This book takes a life course perspective, analysing and comparing the biographies of mothers and fathers in seven European countries in context. Based on an innovative, cross-national EU study, it examines the ways in which working parents negotiate the transition to parenthood and attempt to find a ‘work-life balance’. Using in-depth qualitative biographical data, the book offers a deep understanding of working parents’ real lives by locating them within diverse national, workplace and family contexts. It provides rich insights into how policies and practices at the institutional level play out in individual and family lives, how they shape the decisions during both transition phases and in parents’ daily experiences of juggling work and family life. It highlights some difficult and complex issues about the sustainability of contemporary working practices for bringing up children that are highly relevant in times of economic retrenchment. ‘Transitions to parenthood in Europe’ will be of interest to an academic readership at all levels of the social sciences, as well as employers, managers, trade unions and policy makers.
Giới thiệu về tác giả
Ann Nilsen is Professor of Sociology at the Department of Sociology, University of Bergen, Norway.
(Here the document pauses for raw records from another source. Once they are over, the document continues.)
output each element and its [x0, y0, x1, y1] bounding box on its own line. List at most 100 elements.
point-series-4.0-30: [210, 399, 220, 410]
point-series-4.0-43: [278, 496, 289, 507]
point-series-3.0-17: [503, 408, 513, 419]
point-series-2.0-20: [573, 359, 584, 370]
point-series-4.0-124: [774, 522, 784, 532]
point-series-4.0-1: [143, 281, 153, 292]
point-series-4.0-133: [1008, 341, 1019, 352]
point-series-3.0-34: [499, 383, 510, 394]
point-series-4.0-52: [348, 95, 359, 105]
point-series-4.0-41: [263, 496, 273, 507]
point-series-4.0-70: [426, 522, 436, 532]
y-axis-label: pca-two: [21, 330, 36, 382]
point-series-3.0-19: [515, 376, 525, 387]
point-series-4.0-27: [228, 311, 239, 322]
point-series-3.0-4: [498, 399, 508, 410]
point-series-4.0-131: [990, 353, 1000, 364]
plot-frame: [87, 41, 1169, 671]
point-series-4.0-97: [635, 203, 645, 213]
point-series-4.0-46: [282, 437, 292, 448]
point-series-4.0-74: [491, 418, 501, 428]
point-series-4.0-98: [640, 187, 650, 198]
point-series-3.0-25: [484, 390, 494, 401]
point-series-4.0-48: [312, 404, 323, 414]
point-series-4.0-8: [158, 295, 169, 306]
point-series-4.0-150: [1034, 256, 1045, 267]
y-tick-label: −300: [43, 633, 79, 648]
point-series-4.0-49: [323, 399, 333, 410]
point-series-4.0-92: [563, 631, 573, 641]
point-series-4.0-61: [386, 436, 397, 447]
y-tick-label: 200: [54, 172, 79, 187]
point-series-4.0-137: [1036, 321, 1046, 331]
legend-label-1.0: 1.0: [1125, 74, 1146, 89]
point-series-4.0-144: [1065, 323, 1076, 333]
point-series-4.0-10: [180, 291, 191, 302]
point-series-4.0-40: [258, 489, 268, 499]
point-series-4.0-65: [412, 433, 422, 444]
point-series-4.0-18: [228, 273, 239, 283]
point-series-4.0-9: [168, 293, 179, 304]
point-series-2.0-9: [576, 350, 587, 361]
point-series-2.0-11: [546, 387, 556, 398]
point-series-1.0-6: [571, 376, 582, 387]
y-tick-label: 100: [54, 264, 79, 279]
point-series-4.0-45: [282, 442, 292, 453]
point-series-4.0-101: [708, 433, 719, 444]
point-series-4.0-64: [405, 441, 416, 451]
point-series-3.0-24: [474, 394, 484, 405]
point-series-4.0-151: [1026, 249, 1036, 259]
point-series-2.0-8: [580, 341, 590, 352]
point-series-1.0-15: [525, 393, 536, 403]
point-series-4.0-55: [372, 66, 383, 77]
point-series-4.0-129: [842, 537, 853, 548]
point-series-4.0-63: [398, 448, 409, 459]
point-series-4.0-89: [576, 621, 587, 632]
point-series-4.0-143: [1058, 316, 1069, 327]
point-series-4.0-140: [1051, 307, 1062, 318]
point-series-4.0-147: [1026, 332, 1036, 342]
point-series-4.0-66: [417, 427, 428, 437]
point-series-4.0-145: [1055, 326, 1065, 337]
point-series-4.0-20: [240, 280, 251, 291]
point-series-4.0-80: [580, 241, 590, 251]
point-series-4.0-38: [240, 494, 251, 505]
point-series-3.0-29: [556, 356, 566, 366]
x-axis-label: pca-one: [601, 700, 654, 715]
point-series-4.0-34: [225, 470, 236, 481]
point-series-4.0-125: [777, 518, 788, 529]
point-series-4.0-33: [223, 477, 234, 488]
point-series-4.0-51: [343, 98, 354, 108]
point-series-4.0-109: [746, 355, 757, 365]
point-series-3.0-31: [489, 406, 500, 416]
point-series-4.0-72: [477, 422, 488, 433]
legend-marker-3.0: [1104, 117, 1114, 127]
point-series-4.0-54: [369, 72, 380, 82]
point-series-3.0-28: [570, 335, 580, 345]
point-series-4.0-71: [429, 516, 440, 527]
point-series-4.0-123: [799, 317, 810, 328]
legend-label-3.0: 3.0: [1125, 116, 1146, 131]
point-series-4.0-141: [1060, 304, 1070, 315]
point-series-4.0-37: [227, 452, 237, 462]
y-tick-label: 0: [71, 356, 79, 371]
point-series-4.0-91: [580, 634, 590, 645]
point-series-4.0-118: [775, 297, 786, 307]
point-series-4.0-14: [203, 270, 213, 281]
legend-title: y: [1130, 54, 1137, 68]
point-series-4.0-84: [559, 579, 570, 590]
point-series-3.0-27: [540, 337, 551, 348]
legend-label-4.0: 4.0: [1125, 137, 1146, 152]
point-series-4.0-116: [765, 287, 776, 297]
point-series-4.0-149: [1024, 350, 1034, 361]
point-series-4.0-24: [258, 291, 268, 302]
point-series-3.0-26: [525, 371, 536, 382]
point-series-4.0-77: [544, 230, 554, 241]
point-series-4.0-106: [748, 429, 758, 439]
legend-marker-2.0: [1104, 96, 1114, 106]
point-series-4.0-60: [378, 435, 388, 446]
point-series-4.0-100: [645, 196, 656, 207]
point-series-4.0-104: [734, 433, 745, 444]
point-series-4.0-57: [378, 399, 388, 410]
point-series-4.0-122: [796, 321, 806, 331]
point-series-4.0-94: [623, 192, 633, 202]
Her extensive research experience is in areas of life course and biographical methods and transitions in the life course. Julia Brannen is Professor of Sociology of the family at the Thomas Coram Research Unit, Institute of Education UK. Her research interests include gender and work-family issues, intergenerational relationships and research methodology. She is co-founder and co-editor of the International Journal of Social Research Methodology Suzan Lewis is Professor of Organisational Psychology at the Department of Human Resource Management at Middlesex University Business School UK. Among her research themes are work-personal life issues, workplace practice and social policy issues. She is founder and former editor of the journal Community Work and Family.